The daughter, Justine Salata (Ruth), while fending off taunts and insults, pursues a sketchy career performing arias for a few quid. She is fast becoming an old maid and sobs about not being able to find a boy friend. Gosh, we wonder why.
Seated around the table while served Mom’s steak and kidney pie they love to argue. Language is the game and words the weapons of choice. Daniel (whom we gradually learn is bi-polar and hears voices) is particularly sharp and shrill but rarely prevails. Most often the family is shouted down by their father. The attempts by Mom to protect them absurdly fall short.
In this maelstrom of verbiage approaching cacophony, Billy (Joshua Castille), remains meek, silent and almost invisible. Born deaf he has failed to learn sign language but can speak adequately and lip read.
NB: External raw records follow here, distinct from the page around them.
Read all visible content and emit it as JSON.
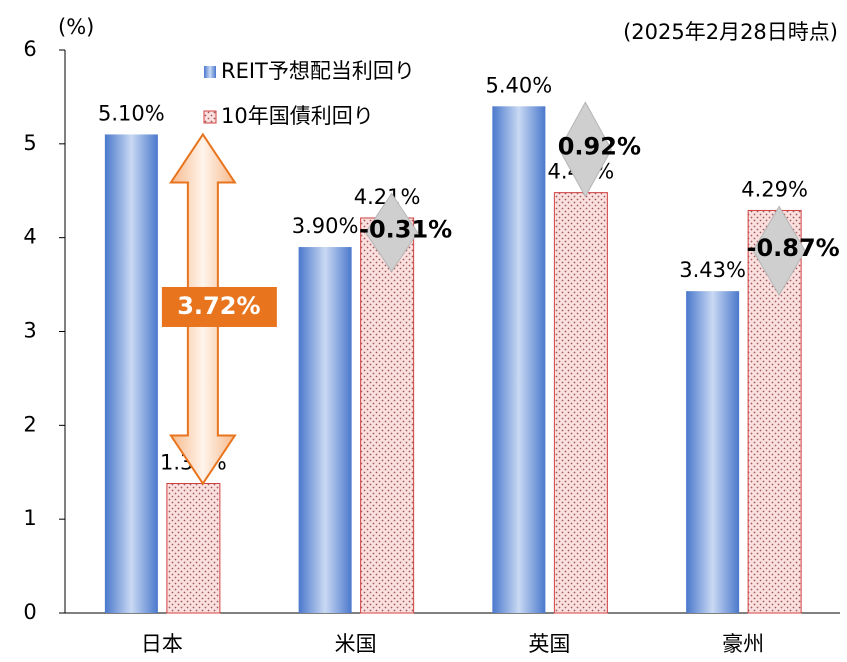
{
  "chart_data": {
    "type": "bar",
    "y_unit_label": "(%)",
    "note": "(2025年2月28日時点)",
    "categories": [
      "日本",
      "米国",
      "英国",
      "豪州"
    ],
    "series": [
      {
        "name": "REIT予想配当利回り",
        "color": "#4f7fd0",
        "values": [
          5.1,
          3.9,
          5.4,
          3.43
        ],
        "value_labels": [
          "5.10%",
          "3.90%",
          "5.40%",
          "3.43%"
        ]
      },
      {
        "name": "10年国債利回り",
        "color": "#f8d8d8",
        "values": [
          1.38,
          4.21,
          4.48,
          4.29
        ],
        "value_labels": [
          "1.38%",
          "4.21%",
          "4.48%",
          "4.29%"
        ]
      }
    ],
    "spread_labels": [
      "3.72%",
      "-0.31%",
      "0.92%",
      "-0.87%"
    ],
    "ylim": [
      0,
      6
    ],
    "yticks": [
      0,
      1,
      2,
      3,
      4,
      5,
      6
    ]
  }
}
That unique ability leads to a disjointed plot point.
The paternal policy is not to treat him with any deference to handicap. He has been raised as normal and functional. Mom has labored long and hard to teach him to speak. The family consensus is that there is nothing wrong with him.
Until, that is, he meets and becomes romantically involved with Sylvia (Eli Pauley) a woman who is gradually losing her hearing. She introduces him to the community of deaf people (The Tribe) in which, for the first time, he feels commonality and support.
She is teaching him to sign. In a flash, which isn’t logical, he is fully adept. It is also not clear to what extent Sylvia is hearing impaired. Her speech is normal and she does not appear to be wearing a hearing device. There is a non sequitur when Daniel hits on her.
These are just a few of the conundrums in a play that has too many lapses of logic.
When it comes to love this family is an utter failure. The only thing that seems to glue them is malicious banter and word playing. Of which, of course, Billy is odd man out.
There is something of a blood bath when Billy takes Sylvia home to meet the folks.
Christopher takes this as an opportunity for intellectual jousting about signing as language and the extent of its limitations. The argument focuses on why they have refused to allow Billy to learn to sign.
Even Daniel gets in the act by challenging her to sign the subtle lyricism of poetry. This she manages with some deftness.
In the second act, with the support of Sylvia and the Tribe, Billy comes into his own. In a confrontation he refuses to speak to his family with an ultimatum that they must learn to sign.
You may imagine the reactions and how this informs what by now has become a very forced drama. When Billy finds himself, while at least temporarily losing Sylvia, we are worn out. There is not much left in the tank to really care for these nasty characters. While the drama has made us more aware of the issues of the deaf community it stumbles along to a less than compelling resolution.
By then everyone has more or less lost it. There is a family meltdown punctuated by a poignant exchange between the brothers. It was just another moment in Tribes that felt contrived.